Question 15.9: Finding Equilibrium Concentrations from Initial Concentratio...
Finding Equilibrium Concentrations from Initial Concentrations and the Equilibrium Constant
Consider the reaction:
N_2(g) + O_2(g) \rightleftharpoons 2 \ NO(g) K_c = 0.10 \ (at \ 2000°C)
A reaction mixture at 2000°C initially contains [N_2] = 0.200 M and [O_2] = 0.200 M. Find the equilibrium concentrations of the reactants and product at this temperature.
1. Using the balanced equation as a guide, prepare a table showing the known initial concentrations of the reactants and products. Leave room in the table for the changes in concentrations and for the equilibrium concentrations.
N_2(g) + O_2(g) \rightleftharpoons 2 \ NO(g)
| [N_2] | [O_2] | [NO](atm) | |
| Initial | 0.200 | 0.200 | 0.00 |
| Change | |||
| Equil |
2. Use the initial concentrations to calculate the reaction quotient (\mathcal{Q} ) for the initial concentrations. Compare \mathcal{Q} to K to predict the direction in which the reactionwill proceed.
\mathcal{Q_c} =\frac{[NO]^2}{[N_2][O_2]} =\frac{(0.000)^2}{(0.200)(0.200)}
=0
\mathcal{Q}<K ; therefore, the reaction will proceed to the right.
3. Represent the change in the concentration of one of the reactants or products with the variable x. Define the changes in the concentrations of the other reactants or products in terms of x. It is usually most convenient to let x represent the change in concentration of the reactant or product with the smallest stoichiometric coefficient.
N_2(g) + O_2(g) \rightleftharpoons 2 \ NO(g)
| [N_2] | [O_2] | [NO](atm) | |
| Initial | 0.200 | 0.200 | 0.00 |
| Change | -x | -x | +2x |
| Equil |
4. Sum each column for each reactant and each product to determine the equilibrium concentrations in terms of the initial concentrations and the variable x.
N_2(g) + O_2(g) \rightleftharpoons 2 \ NO(g)
| [N_2] | [O_2] | [NO](atm) | |
| Initial | 0.200 | 0.200 | 0.00 |
| Change | -x | -x | +2x |
| Equil | 0.200 – x | 0.200 – x | x 2x |
5. Substitute the expressions for the equilibrium concentrations (from Step 4) into the expression for the equilibrium constant. Using the given value of the equilibrium constant, solve the expression for the variable x. In some cases, such as Example 15.9, you can take the square root of both sides of the expression to solve for x. In other cases, such as Example 15.10, you must solve a quadratic equation to find x.

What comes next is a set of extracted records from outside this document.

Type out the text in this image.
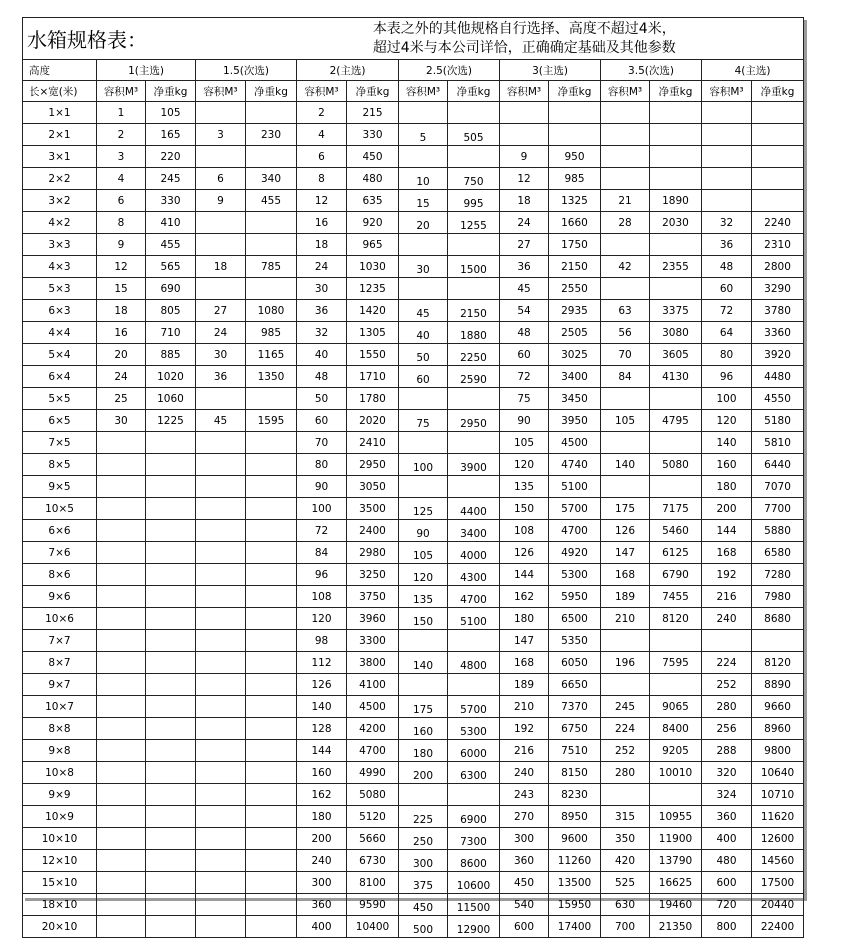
水箱规格表：				本表之外的其他规格自行选择、高度不超过4米，
超过4米与本公司详恰，正确确定基础及其他参数										

高度	1(主选)		1.5(次选)		2(主选)		2.5(次选)		3(主选)		3.5(次选)		4(主选)	
长×宽(米)	容积M³	净重kg	容积M³	净重kg	容积M³	净重kg	容积M³	净重kg	容积M³	净重kg	容积M³	净重kg	容积M³	净重kg
1×1	1	105			2	215								
2×1	2	165	3	230	4	330	5	505						
3×1	3	220			6	450			9	950				
2×2	4	245	6	340	8	480	10	750	12	985				
3×2	6	330	9	455	12	635	15	995	18	1325	21	1890		
4×2	8	410			16	920	20	1255	24	1660	28	2030	32	2240
3×3	9	455			18	965			27	1750			36	2310
4×3	12	565	18	785	24	1030	30	1500	36	2150	42	2355	48	2800
5×3	15	690			30	1235			45	2550			60	3290
6×3	18	805	27	1080	36	1420	45	2150	54	2935	63	3375	72	3780
4×4	16	710	24	985	32	1305	40	1880	48	2505	56	3080	64	3360
5×4	20	885	30	1165	40	1550	50	2250	60	3025	70	3605	80	3920
6×4	24	1020	36	1350	48	1710	60	2590	72	3400	84	4130	96	4480
5×5	25	1060			50	1780			75	3450			100	4550
6×5	30	1225	45	1595	60	2020	75	2950	90	3950	105	4795	120	5180
7×5					70	2410			105	4500			140	5810
8×5					80	2950	100	3900	120	4740	140	5080	160	6440
9×5					90	3050			135	5100			180	7070
10×5					100	3500	125	4400	150	5700	175	7175	200	7700
6×6					72	2400	90	3400	108	4700	126	5460	144	5880
7×6					84	2980	105	4000	126	4920	147	6125	168	6580
8×6					96	3250	120	4300	144	5300	168	6790	192	7280
9×6					108	3750	135	4700	162	5950	189	7455	216	7980
10×6					120	3960	150	5100	180	6500	210	8120	240	8680
7×7					98	3300			147	5350				
8×7					112	3800	140	4800	168	6050	196	7595	224	8120
9×7					126	4100			189	6650			252	8890
10×7					140	4500	175	5700	210	7370	245	9065	280	9660
8×8					128	4200	160	5300	192	6750	224	8400	256	8960
9×8					144	4700	180	6000	216	7510	252	9205	288	9800
10×8					160	4990	200	6300	240	8150	280	10010	320	10640
9×9					162	5080			243	8230			324	10710
10×9					180	5120	225	6900	270	8950	315	10955	360	11620
10×10					200	5660	250	7300	300	9600	350	11900	400	12600
12×10					240	6730	300	8600	360	11260	420	13790	480	14560
15×10					300	8100	375	10600	450	13500	525	16625	600	17500
18×10					360	9590	450	11500	540	15950	630	19460	720	20440
20×10					400	10400	500	12900	600	17400	700	21350	800	22400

Remember the quadratic formula:
ax^2 + bx + c = 0
x=\frac{-b\pm \sqrt{b^2 – 4ac} }{2a}
K_c=\frac{[NO]^2}{[N_2][O_2]}
=\frac{(2x)^2}{(0.200 – x)(0.200 – x)}
0.10=\frac{(2x)^2}{(0.200 – x)^2}
\sqrt{0.10} =\frac{2x}{0.200 – x}
\sqrt{0.10}(0.200 – x) =2x
\sqrt{0.10}(0.200 ) -\sqrt{0.10x }=2 x
0.063 = 2x +\sqrt{0.10 }x
0.063 = 2.3x
x = 0.027
6. Substitute x into the expressions for the equilibrium concentrations of the reactants and products (from Step 4) and calculate the concentrations. In cases where you solved a quadratic and have two values for x, choose the value for x that gives a physically realistic answer. For example, reject the value of x that results in any negative concentrations.
[NO_2] = 0.200 – 0.027
= 0.172 M
[O_2] = 0.200 – 0.027
= 0.173 M
[NO] = 2(0.027)
= 0.054 M
7. Check your answer by substituting the calculated equilibrium values
into the equilibrium expression. The calculated value of K should match the given value of K. Note that rounding errors could cause a difference in the least significant digit when comparing values of the equilibrium constant.
K_c=\frac{[NO]^2}{[N_2][O_2]}
=\frac{(0.054)^2}{(0.173)(0.173)}= 0.097
Since the calculated value of K_c matches the given value (to within one digit in the least significant figure), the answer is valid.